Urban gardening is not a new concept; these green spaces are usually part of larger city parks and botanical gardens. However, as environmentally friendly practices become more popular with younger generations, organizations in urban centers have started creating their own pollinator havens in unconventional places.

One such organization is the University of the District of Columbia (UDC). After building a new native plant greenhouse at the school's Bertie Backus Campus, the university's College of Agriculture, Urban Sustainability and Environmental Sciences (CAUSES) went a step further by creating a rooftop garden, a Sustainable DC project. UDC worked with the D.C. Master Gardeners to create a space that will support pollinators and also serve as a beacon of education and outreach for those interested in urban gardening and habitat restoration.

Golf Courses

Golf courses around the nation are also doing their part to plant more forage for honey bees. Since 2010, Cantigny Golf in Wheaton, Illinois, has been restoring several acres of native prairie land, providing vital habitat for honey bees and other pollinators. Club superintendent Scott Witte started The Bee Barometer Project to illustrate how golf can be part of the solution to sustaining pollinator health. Witte now serves as an important link between golf courses and organizations raising awareness about bee health.

On Long Island, Bethpage State Park is also creating pollinator-attractant areas throughout its vast recreational space.
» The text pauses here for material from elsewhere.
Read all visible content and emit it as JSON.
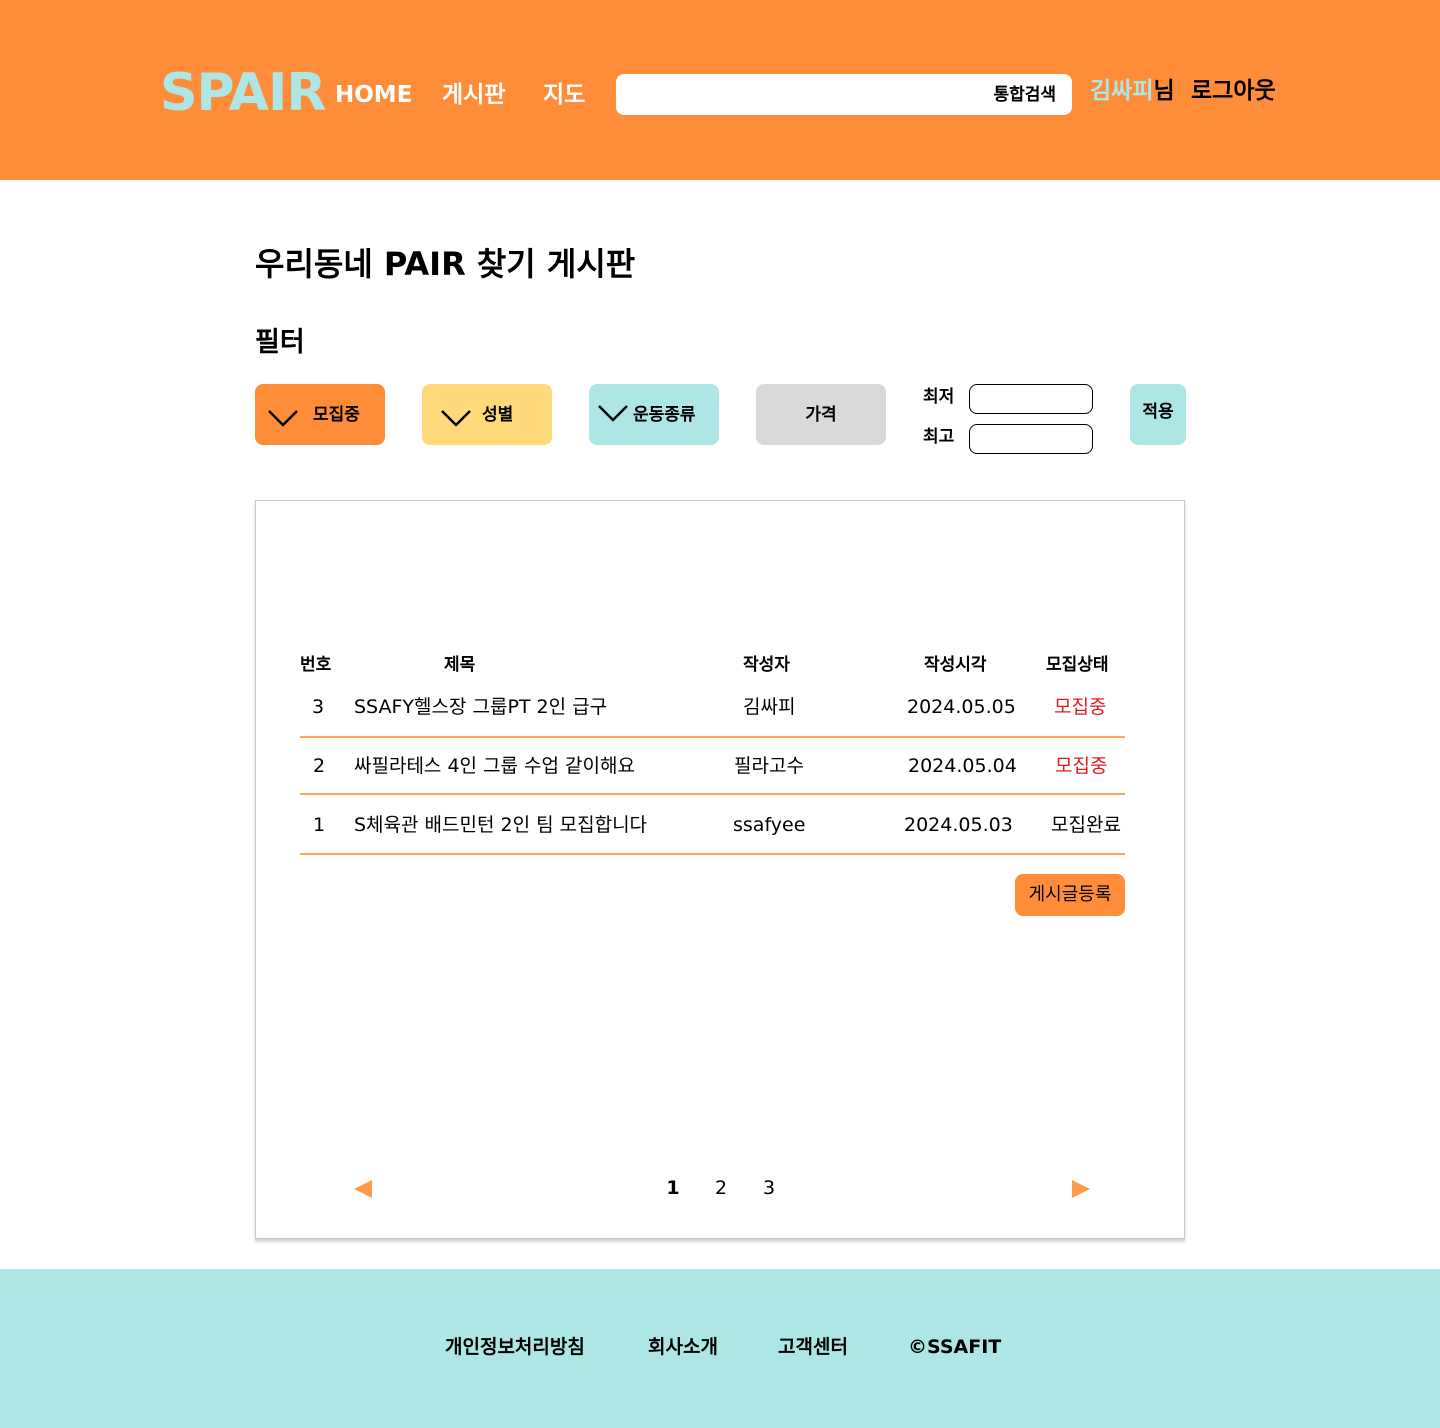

The park has restored nearly two acres of pollinator habitat and planted scores of wildflowers, and it's not stopping there. Agronomy director Andrew Wilson and his staff plan to create an entire corridor for pollinators by removing invasive species and restoring the areas' native habitats.

Many of these organizations have joined Feed a Bee, a nationwide initiative sponsored by Bayer to support pollinator health. Feed a Bee's current goal is to plant pollinator forage in all 50 states by the end of 2018. By partnering with organizations that provide habitat in unexpected places, the initiative's message that anyone can support bees and other pollinators is loud and clear.